When to add "think step by step"
Add zero-shot CoT triggers to prompts involving: multi-step arithmetic, logical deductions with multiple conditions, problems where the answer requires eliminating wrong options, and any task where you notice the model giving confident but incorrect quick answers. For creative tasks, summarisation, and simple factual recall, CoT triggers add latency without quality benefit.
Practice questions
- You need a model to classify customer emails into 10 categories. You have no labelled examples. Should you use zero-shot or fine-tuning? (Answer: Start with zero-shot prompting using a clear system prompt listing the 10 categories with brief descriptions. Measure accuracy on a sample. If accuracy exceeds 85%, deploy. If lower, collect 50–100 labelled examples for few-shot prompting or LoRA fine-tuning. Zero-shot with GPT-4 or Claude often achieves 80–90% on classification tasks, making fine-tuning unnecessary.)
- What is the zero-shot chain-of-thought technique and why does 'Let's think step by step' work? (Answer: Appending 'Let's think step by step' to a zero-shot prompt triggers the model to generate intermediate reasoning before the final answer. This works because the model has seen this phrase in countless reasoning contexts during pretraining — it's a learned cue that activates the reasoning circuits. Improves accuracy by 20–40% on multi-step problems by letting the model decompose complexity rather than answering in one shot.)
- Zero-shot prompting with GPT-4 achieves 82% on a task. A fine-tuned 7B model achieves 91%. Which should you use? (Answer: It depends on cost, latency, and maintenance. GPT-4 zero-shot: higher cost per query, no training effort, easy to update prompts, latency from API calls. Fine-tuned 7B: lower inference cost (self-hosted), requires training infrastructure, harder to update as task evolves. For high-volume production: 7B fine-tuned likely preferred.
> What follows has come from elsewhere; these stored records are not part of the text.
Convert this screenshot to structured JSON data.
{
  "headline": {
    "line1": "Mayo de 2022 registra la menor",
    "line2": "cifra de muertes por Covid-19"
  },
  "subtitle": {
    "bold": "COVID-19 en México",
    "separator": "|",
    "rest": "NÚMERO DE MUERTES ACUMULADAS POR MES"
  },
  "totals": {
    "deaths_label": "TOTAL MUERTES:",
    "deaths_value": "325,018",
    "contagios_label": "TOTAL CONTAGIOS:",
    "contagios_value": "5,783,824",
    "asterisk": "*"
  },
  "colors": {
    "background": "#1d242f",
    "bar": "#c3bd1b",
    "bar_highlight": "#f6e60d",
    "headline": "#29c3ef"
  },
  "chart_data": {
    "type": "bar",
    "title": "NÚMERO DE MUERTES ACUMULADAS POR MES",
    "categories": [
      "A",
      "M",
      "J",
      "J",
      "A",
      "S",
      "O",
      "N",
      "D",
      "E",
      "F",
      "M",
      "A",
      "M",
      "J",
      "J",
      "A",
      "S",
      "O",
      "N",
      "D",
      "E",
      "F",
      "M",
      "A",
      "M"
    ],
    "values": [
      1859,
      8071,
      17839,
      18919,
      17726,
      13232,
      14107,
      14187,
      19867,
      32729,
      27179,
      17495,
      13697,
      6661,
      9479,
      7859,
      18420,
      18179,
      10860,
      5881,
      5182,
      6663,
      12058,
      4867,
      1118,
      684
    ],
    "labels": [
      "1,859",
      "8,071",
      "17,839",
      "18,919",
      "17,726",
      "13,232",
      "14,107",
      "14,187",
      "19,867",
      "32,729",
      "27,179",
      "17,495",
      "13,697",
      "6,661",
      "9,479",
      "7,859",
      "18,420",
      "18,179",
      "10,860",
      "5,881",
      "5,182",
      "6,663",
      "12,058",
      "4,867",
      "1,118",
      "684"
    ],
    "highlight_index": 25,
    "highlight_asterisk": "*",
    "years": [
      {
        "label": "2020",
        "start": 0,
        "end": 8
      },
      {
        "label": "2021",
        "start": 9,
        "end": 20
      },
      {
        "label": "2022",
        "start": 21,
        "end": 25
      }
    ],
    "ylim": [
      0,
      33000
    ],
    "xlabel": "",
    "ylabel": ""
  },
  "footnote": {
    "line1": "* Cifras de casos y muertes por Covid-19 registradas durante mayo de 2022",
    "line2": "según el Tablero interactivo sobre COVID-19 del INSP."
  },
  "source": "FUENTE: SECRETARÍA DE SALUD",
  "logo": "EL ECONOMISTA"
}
For low-volume or rapidly evolving tasks: GPT-4 zero-shot.)
- What is prompt sensitivity in zero-shot prompting and why is it a concern? (Answer: Prompt sensitivity: small changes in phrasing cause large changes in model output. 'Classify this as positive/negative' may give 85% accuracy; 'Determine the sentiment of this text' may give 78%. This makes zero-shot systems brittle — deployment may degrade if prompts are modified without testing. Mitigation: test multiple prompt variants, use prompt ensembling (majority vote across N phrasings), or fine-tune for consistent behaviour.)
- What is the difference between zero-shot and zero-shot-CoT prompting on a maths problem? (Answer: Zero-shot: ask the question directly ('What is 15% of 240?') → model answers immediately, often incorrectly for multi-step problems. Zero-shot-CoT: ask ('What is 15% of 240? Let's think step by step.') → model generates '10% of 240 = 24. 5% = 12. 15% = 24 + 12 = 36.' then answers 36. The reasoning trace lets the model use scratchpad computation, dramatically improving accuracy on problems requiring multiple steps.)